Mono – a gratuitous risk – The Free Software Column
Mono was never going to be an easy fit for the Linux desktop. Users didn’t like it, and neither did the developers, and not simply for coding reasons. Richard Hillesley takes a looks at its complicated history
When Miguel de Icaza initiated the Mono project back at the turn of the millennium, his idea was not just to bring what he perceived as the advantages of .NET – a cross-platform development framework and a common runtime – to Linux. Nor was it his intention just to make migration from Windows to Linux easier. His big idea was that Mono would become the default application development platform for the Linux desktop, specifically for GNOME.
For a thousand different reasons this was never likely to happen. Mono was never going to be an easy fit for the Linux desktop. Users didn’t like it, and neither did the developers, and not simply for coding reasons. .NET had been developed as Microsoft’s answer to Java, a middleware platform that could be used to generate web Services; but where Java used one language and was platform independent, .NET was multilingual and platform specific. .NET was intended to neutralise the commercial success of Java and prolong the proprietary dominance of Windows as a client-facing operating system. Mono implemented C#, the common language runtime and the development framework aspects of .NET on Linux, but .NET was never accepted as a model for Linux development.
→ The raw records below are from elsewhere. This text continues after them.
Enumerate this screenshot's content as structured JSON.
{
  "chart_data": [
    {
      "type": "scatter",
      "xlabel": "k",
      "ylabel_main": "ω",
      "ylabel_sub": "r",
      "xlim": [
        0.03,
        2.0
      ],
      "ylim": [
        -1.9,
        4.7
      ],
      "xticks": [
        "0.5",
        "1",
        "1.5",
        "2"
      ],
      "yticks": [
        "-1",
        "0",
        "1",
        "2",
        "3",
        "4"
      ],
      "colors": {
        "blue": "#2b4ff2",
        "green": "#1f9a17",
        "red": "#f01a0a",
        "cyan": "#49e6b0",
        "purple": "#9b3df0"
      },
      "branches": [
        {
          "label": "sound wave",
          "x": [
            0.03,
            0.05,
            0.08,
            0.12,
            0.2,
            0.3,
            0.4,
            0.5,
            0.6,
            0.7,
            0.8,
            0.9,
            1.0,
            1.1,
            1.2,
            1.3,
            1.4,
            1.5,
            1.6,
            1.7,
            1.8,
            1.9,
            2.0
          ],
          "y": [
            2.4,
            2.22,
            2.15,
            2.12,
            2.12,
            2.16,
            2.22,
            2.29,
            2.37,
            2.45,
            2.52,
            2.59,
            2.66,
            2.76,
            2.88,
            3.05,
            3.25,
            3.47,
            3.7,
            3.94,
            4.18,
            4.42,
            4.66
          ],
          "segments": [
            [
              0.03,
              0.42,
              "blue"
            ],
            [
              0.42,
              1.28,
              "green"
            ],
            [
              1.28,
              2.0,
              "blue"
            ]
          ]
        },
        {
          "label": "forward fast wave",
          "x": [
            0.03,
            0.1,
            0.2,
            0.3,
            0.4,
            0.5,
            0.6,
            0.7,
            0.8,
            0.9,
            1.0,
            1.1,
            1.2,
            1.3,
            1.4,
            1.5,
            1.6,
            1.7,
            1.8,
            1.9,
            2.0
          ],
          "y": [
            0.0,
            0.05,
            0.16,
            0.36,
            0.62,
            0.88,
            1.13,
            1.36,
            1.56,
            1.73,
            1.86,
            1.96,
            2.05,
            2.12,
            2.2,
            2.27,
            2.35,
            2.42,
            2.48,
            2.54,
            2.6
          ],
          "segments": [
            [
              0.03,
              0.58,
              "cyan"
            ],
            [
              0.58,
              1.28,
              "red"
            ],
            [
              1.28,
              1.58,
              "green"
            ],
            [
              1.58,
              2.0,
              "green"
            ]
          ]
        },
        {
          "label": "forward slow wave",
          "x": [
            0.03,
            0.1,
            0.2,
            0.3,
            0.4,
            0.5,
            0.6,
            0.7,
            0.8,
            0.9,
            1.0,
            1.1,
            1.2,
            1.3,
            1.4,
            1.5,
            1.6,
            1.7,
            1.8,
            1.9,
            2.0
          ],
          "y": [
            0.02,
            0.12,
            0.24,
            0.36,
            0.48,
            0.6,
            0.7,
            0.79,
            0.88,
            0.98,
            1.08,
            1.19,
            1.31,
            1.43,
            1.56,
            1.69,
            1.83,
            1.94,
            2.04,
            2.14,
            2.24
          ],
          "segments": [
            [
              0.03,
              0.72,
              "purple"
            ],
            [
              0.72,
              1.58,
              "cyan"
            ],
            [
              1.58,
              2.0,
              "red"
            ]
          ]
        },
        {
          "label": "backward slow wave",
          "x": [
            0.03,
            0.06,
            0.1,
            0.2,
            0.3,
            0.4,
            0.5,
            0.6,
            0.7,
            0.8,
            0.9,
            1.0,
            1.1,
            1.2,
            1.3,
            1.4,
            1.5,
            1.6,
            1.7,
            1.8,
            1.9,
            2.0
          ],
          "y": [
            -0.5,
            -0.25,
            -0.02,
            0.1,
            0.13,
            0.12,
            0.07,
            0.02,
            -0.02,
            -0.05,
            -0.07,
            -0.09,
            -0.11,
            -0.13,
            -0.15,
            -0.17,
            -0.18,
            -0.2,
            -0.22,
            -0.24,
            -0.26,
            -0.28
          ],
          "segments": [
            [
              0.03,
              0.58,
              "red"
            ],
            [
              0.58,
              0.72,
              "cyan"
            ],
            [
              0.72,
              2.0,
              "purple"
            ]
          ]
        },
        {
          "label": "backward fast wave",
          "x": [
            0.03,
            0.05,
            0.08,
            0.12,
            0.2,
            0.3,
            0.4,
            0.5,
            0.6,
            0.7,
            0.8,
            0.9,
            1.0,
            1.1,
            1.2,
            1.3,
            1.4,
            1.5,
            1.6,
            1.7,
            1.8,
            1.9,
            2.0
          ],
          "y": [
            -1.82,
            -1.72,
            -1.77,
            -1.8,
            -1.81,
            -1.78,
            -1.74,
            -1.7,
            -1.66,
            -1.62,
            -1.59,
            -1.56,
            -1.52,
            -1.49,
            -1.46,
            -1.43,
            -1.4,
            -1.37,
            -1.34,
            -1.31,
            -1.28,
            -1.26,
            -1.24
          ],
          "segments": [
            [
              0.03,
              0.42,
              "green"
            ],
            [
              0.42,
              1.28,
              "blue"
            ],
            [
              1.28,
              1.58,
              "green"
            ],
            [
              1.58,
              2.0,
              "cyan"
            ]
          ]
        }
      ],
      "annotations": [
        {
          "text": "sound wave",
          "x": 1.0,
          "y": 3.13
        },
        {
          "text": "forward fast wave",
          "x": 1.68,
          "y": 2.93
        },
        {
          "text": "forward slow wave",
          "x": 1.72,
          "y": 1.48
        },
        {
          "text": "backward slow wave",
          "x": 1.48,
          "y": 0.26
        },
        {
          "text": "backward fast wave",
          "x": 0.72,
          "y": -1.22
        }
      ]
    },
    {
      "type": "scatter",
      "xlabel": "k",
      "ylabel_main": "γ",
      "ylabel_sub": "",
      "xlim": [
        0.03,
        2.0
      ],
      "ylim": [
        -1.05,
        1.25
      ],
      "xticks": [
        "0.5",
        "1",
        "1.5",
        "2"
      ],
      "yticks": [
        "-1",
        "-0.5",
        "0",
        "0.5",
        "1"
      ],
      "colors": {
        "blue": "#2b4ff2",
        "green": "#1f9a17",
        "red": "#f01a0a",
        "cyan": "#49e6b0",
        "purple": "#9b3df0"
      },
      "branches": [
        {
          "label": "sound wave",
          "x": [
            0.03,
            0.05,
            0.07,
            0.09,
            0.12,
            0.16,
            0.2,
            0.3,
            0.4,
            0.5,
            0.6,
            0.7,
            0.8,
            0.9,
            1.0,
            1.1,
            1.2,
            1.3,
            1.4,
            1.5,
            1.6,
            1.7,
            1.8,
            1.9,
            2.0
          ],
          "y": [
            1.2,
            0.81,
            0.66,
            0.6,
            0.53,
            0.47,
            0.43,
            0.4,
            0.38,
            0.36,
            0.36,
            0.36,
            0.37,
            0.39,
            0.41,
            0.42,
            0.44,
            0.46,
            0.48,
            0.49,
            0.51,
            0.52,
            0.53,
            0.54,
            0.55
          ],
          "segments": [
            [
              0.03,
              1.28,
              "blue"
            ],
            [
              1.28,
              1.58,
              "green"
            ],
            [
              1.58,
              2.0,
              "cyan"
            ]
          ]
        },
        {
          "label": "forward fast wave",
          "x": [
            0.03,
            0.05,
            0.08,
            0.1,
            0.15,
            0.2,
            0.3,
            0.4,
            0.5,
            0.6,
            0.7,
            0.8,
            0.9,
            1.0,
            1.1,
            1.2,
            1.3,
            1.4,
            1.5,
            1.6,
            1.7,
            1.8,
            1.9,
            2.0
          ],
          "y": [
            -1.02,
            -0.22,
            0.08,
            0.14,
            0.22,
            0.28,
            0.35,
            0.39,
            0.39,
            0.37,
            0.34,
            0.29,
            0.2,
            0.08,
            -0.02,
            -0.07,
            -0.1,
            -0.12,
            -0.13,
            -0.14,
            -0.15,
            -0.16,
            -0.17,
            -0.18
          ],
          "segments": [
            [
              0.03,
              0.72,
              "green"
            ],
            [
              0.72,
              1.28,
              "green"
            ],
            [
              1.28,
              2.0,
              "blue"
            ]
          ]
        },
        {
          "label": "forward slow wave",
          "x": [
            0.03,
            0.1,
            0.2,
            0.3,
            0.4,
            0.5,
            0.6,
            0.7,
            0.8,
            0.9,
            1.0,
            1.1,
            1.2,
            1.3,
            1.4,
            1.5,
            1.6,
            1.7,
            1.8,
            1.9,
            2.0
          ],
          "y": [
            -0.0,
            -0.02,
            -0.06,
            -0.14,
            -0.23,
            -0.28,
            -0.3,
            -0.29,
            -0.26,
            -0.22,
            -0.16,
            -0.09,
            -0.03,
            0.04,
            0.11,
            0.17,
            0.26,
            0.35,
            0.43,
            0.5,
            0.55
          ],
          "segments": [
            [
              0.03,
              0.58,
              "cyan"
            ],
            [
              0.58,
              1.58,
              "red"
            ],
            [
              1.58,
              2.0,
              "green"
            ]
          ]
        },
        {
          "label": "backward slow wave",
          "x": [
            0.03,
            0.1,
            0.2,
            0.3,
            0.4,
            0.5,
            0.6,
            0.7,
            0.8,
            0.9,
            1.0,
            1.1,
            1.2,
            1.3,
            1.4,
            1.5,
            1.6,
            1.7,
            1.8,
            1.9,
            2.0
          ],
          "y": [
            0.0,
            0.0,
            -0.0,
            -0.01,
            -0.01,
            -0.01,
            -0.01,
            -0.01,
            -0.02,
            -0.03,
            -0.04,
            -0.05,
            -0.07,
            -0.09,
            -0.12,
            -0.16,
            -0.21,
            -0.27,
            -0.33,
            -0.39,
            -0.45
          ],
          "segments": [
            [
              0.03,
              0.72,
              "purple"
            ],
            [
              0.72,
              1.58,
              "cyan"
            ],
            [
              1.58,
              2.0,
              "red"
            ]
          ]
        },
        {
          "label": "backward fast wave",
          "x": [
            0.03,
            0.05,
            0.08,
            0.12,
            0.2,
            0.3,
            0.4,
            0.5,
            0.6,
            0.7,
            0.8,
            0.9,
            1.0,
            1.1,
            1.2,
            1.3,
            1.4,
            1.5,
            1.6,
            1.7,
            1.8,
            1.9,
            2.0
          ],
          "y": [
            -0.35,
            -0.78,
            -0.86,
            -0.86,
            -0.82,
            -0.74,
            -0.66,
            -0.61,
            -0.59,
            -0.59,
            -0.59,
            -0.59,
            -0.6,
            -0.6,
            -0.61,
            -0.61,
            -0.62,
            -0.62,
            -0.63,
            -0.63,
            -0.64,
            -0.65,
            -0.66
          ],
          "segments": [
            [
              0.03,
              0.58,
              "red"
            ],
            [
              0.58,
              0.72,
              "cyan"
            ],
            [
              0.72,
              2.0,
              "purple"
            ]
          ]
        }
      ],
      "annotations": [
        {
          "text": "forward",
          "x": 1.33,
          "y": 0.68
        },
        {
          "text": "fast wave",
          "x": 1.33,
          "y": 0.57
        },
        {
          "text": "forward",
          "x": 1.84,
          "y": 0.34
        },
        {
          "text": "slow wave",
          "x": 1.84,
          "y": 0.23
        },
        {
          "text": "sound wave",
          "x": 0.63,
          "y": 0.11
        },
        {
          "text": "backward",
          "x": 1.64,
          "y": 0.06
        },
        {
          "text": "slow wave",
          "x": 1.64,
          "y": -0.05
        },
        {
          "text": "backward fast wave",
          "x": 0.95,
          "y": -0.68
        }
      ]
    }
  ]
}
Nevertheless, de Icaza always hoped that developers would see Mono as a perfect tool for GNOME development. The idea wasn’t well received. From the beginning, doubts were raised about the ‘intellectual property rights’ Microsoft had retained over the code, Nobody really wanted to know, and Mono was never going to be an easy ask. As it was, Microsoft was never as helpful to the cause as it might have been. Just enough rope was dangled to keep the Mono developers happy, but the scope for future litigation was always left in place. Just as Microsoft’s speculative patent indemnification agreement with Novell was intended to sow fear, uncertainty and doubt around the legal status of the Linux kernel, a certain level of ambivalence and discord around the legal status of Mono was always going to suit Microsoft’s purpose,
The objection of developers to Mono wasn’t that a .NET implementation shouldn’t exist, but that it shouldn’t be core to the free software development stack. Richard Stallman’s observation was that “I have always supported the development of free platforms for C#, just as I’ve supported the development of free platforms for any language that users use. I also wouldn’t argue that people should not use C# with a free platform for secondary applications,” but “making GNOME depend on Mono is running a grave risk, and a grave mistake.”
Mono had its followers, and appealed to some developers who had come over from Windows, but had never won its target audience. De Icaza always maintained that the issues over the .NET code patents were wildly exaggerated, and in one sense he was absolutely right. Neither Mono nor the Linux desktop has ever faced a legal challenge relating to .NET patents. But then, neither did Mono succeed in its goal of becoming the development platform for Linux desktop applications. Even if it had wanted to, Microsoft never had sufficient cause to use its legal muscle against the Linux desktop.
De Icaza hoped to prove his point with the development of applications such as Banshee, Beagle, Docky, F-Spot and Tomboy. To some degree he succeeded, and briefly these applications had some recognition but were ultimately replaced as Mono’s star, and the fuss around it, faded.
When Novell was purchased by Attachmate, de Icaza was permitted to take Mono elsewhere, and created a new company, Xamarin, as a vehicle for Mono development. In July 2011 Xamarin was granted a perpetual licence to all the ‘intellectual property’ associated with Mono, MonoTouch, Mono for Android, and Mono for Visual Studio. Xamarin and Mono are now totally focused on the mobile market. Mono has found its niche, and the ideal of GNOME involvement has faded from memory. Out of this, Xamarin has achieved some success and claims a community of more than 200,000 developers producing cross-platform applications for smartphone devices.
Mono is still useful to the Linux desktop as an interoperability and migration tool, and as a means of interacting with .NET and Windows implementations in mixed environments, but was never going to work at the heart of the Linux desktop experience. Stallman’s take on this was that “Microsoft is probably planning to force all free C# implementations underground some day using software patents.”
According to Stallman, the problem was “not in the C# implementations, but rather in Tomboy and other applications written in C#. If we lose the use of C#, we will lose them too. That doesn’t make them unethical, but it means that writing them and using them is taking a gratuitous risk.”